Em Merceana, Alenquer, a coisa piorou. Aos 52 jornalistas identificados e aos 43 jornalistas disfarçados de peregrinos (que para o ano vão concorrer aos prémios de jornalismo, com reportagens deveras originais sobre o tema escritas na primeira pessoa) juntaram-se mais 25 jornalistas estrangeiros que fizeram aos peregrinos exactamente as mesmas perguntas que os seus congéneres portugueses, as camadas jovens de hóquei patins do Alenquer a baterem com os sticks na estrada e a gritarem vivas ao Salvador Sobral, o Francisco J. Marques com duas cartolinas, uma em cada mão, onde se lia, respectivamente, "Abaixo a Liga Salazar" e "Papa, só há um, o nosso Pinto e mais nenhum", 39 membros da Casa do Benfica da Azambuja a cantar "e quem não salta não é peregrino", o grupo de escuteiros de Arranhó a vender rifas para o Natal, 17 pedintes profissionais a comerciarem pensos que surripiaram às senhoras da Cruz Vermelha e ainda as "cheerleaders" do Grupo Desportivo de Fátima.

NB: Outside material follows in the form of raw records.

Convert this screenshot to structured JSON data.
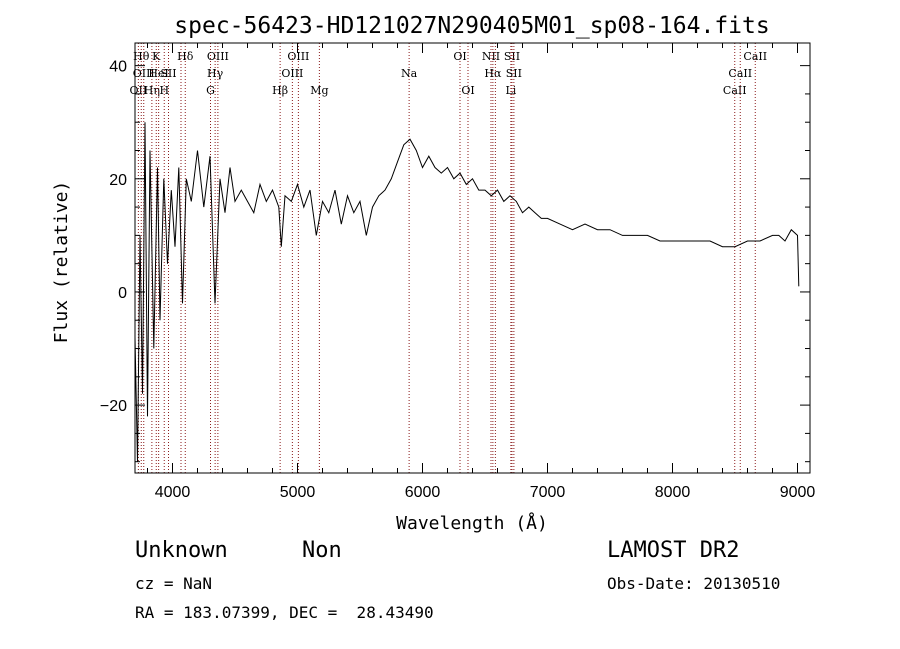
{
  "chart_data": {
    "type": "line",
    "title": "spec-56423-HD121027N290405M01_sp08-164.fits",
    "xlabel": "Wavelength (Å)",
    "ylabel": "Flux (relative)",
    "xlim": [
      3700,
      9100
    ],
    "ylim": [
      -32,
      44
    ],
    "xticks": [
      4000,
      5000,
      6000,
      7000,
      8000,
      9000
    ],
    "yticks": [
      -20,
      0,
      20,
      40
    ],
    "grid": false,
    "line_color": "#000000",
    "marker_color": "#8b1a1a",
    "series": [
      {
        "x": [
          3700,
          3720,
          3740,
          3760,
          3780,
          3800,
          3820,
          3850,
          3880,
          3900,
          3930,
          3960,
          3990,
          4020,
          4050,
          4080,
          4110,
          4150,
          4200,
          4250,
          4300,
          4340,
          4380,
          4420,
          4460,
          4500,
          4550,
          4600,
          4650,
          4700,
          4750,
          4800,
          4850,
          4870,
          4900,
          4950,
          5000,
          5050,
          5100,
          5150,
          5200,
          5250,
          5300,
          5350,
          5400,
          5450,
          5500,
          5550,
          5600,
          5650,
          5700,
          5750,
          5800,
          5850,
          5900,
          5950,
          6000,
          6050,
          6100,
          6150,
          6200,
          6250,
          6300,
          6350,
          6400,
          6450,
          6500,
          6550,
          6600,
          6650,
          6700,
          6750,
          6800,
          6850,
          6900,
          6950,
          7000,
          7100,
          7200,
          7300,
          7400,
          7500,
          7600,
          7700,
          7800,
          7900,
          8000,
          8100,
          8200,
          8300,
          8400,
          8500,
          8600,
          8700,
          8800,
          8850,
          8900,
          8950,
          9000,
          9010
        ],
        "values": [
          -8,
          -30,
          10,
          -18,
          30,
          -22,
          25,
          -10,
          22,
          -5,
          20,
          5,
          18,
          8,
          22,
          -2,
          20,
          16,
          25,
          15,
          24,
          -2,
          20,
          14,
          22,
          16,
          18,
          16,
          14,
          19,
          16,
          18,
          15,
          8,
          17,
          16,
          19,
          15,
          18,
          10,
          16,
          14,
          18,
          12,
          17,
          14,
          16,
          10,
          15,
          17,
          18,
          20,
          23,
          26,
          27,
          25,
          22,
          24,
          22,
          21,
          22,
          20,
          21,
          19,
          20,
          18,
          18,
          17,
          18,
          16,
          17,
          16,
          14,
          15,
          14,
          13,
          13,
          12,
          11,
          12,
          11,
          11,
          10,
          10,
          10,
          9,
          9,
          9,
          9,
          9,
          8,
          8,
          9,
          9,
          10,
          10,
          9,
          11,
          10,
          1
        ]
      }
    ],
    "lines": [
      {
        "x": 3727,
        "labels": [
          "OII"
        ],
        "rows": [
          2
        ]
      },
      {
        "x": 3750,
        "labels": [
          "Hθ"
        ],
        "rows": [
          0
        ]
      },
      {
        "x": 3770,
        "labels": [
          "OIII"
        ],
        "rows": [
          1
        ]
      },
      {
        "x": 3835,
        "labels": [
          "Hη"
        ],
        "rows": [
          2
        ]
      },
      {
        "x": 3870,
        "labels": [
          "K"
        ],
        "rows": [
          0
        ]
      },
      {
        "x": 3889,
        "labels": [
          "HeI"
        ],
        "rows": [
          1
        ]
      },
      {
        "x": 3934,
        "labels": [
          "H"
        ],
        "rows": [
          2
        ]
      },
      {
        "x": 3968,
        "labels": [
          "SII"
        ],
        "rows": [
          1
        ]
      },
      {
        "x": 4102,
        "labels": [
          "Hδ"
        ],
        "rows": [
          0
        ]
      },
      {
        "x": 4068,
        "labels": [],
        "rows": []
      },
      {
        "x": 4304,
        "labels": [
          "G"
        ],
        "rows": [
          2
        ]
      },
      {
        "x": 4341,
        "labels": [
          "Hγ"
        ],
        "rows": [
          1
        ]
      },
      {
        "x": 4363,
        "labels": [
          "OIII"
        ],
        "rows": [
          0
        ]
      },
      {
        "x": 4861,
        "labels": [
          "Hβ"
        ],
        "rows": [
          2
        ]
      },
      {
        "x": 4959,
        "labels": [
          "OIII"
        ],
        "rows": [
          1
        ]
      },
      {
        "x": 5007,
        "labels": [
          "OIII"
        ],
        "rows": [
          0
        ]
      },
      {
        "x": 5175,
        "labels": [
          "Mg"
        ],
        "rows": [
          2
        ]
      },
      {
        "x": 5893,
        "labels": [
          "Na"
        ],
        "rows": [
          1
        ]
      },
      {
        "x": 6300,
        "labels": [
          "OI"
        ],
        "rows": [
          0
        ]
      },
      {
        "x": 6364,
        "labels": [
          "OI"
        ],
        "rows": [
          2
        ]
      },
      {
        "x": 6548,
        "labels": [
          "NII"
        ],
        "rows": [
          0
        ]
      },
      {
        "x": 6563,
        "labels": [
          "Hα"
        ],
        "rows": [
          1
        ]
      },
      {
        "x": 6583,
        "labels": [],
        "rows": []
      },
      {
        "x": 6707,
        "labels": [
          "Li"
        ],
        "rows": [
          2
        ]
      },
      {
        "x": 6716,
        "labels": [
          "SII"
        ],
        "rows": [
          0
        ]
      },
      {
        "x": 6731,
        "labels": [
          "SII"
        ],
        "rows": [
          1
        ]
      },
      {
        "x": 8498,
        "labels": [
          "CaII"
        ],
        "rows": [
          2
        ]
      },
      {
        "x": 8542,
        "labels": [
          "CaII"
        ],
        "rows": [
          1
        ]
      },
      {
        "x": 8662,
        "labels": [
          "CaII"
        ],
        "rows": [
          0
        ]
      }
    ]
  },
  "info": {
    "class": "Unknown",
    "subclass": "Non",
    "survey": "LAMOST DR2",
    "cz": "cz = NaN",
    "obs_date": "Obs-Date: 20130510",
    "coords": "RA = 183.07399, DEC =  28.43490"
  }
}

Posto isto, senhor bispo, venho humildemente pedir-lhe que coloque religiosidade e meditação nas hostes peregrinas ou que, em alternativa, convide o Tony Carreira para fechar com chave de ouro este espectáculo mediático. A escolha é sua.

Um cumprimento reverencial deste seu,

Virgolino Faneca


Quem é Virgolino Faneca

Virgolino Faneca é filho de peixeiro (Faneca é alcunha e não apelido) e de uma mulher apaixonada pelos segredos da semiótica textual. Tem 48 anos e é licenciado em Filologia pela Universidade de Paris, pequena localidade no Texas, onde Wim Wenders filmou. É um "vasco pulidiano" assumido e baseia as suas análises no azedo sofisma: se é bom, não existe ou nunca deveria ter existido. Dele disse, embora sem o ler, Pacheco Pereira: "É dotado de um pensamento estruturante e uma só opinião sua vale mais do que a obra completa de Nuno Rogeiro". É presença constante nos "Prós e Contras" da RTP1. Fica na última fila para lhe ser mais fácil ir à rua fumar e meditar. Sobre o quê? Boa pergunta, a que nem o próprio sabe responder. Só sabe que os seus escritos vão mudar a política em Portugal. Provavelmente para o rés-do-chão esquerdo, onde vive a menina Clotilde, a sua grande paixão. O seu propósito é informar epistolarmente familiares, amigos, emigrantes, imigrantes, desconhecidos e extraterrestres, do que se passa em Portugal e no mundo. Coisa pouca, portanto.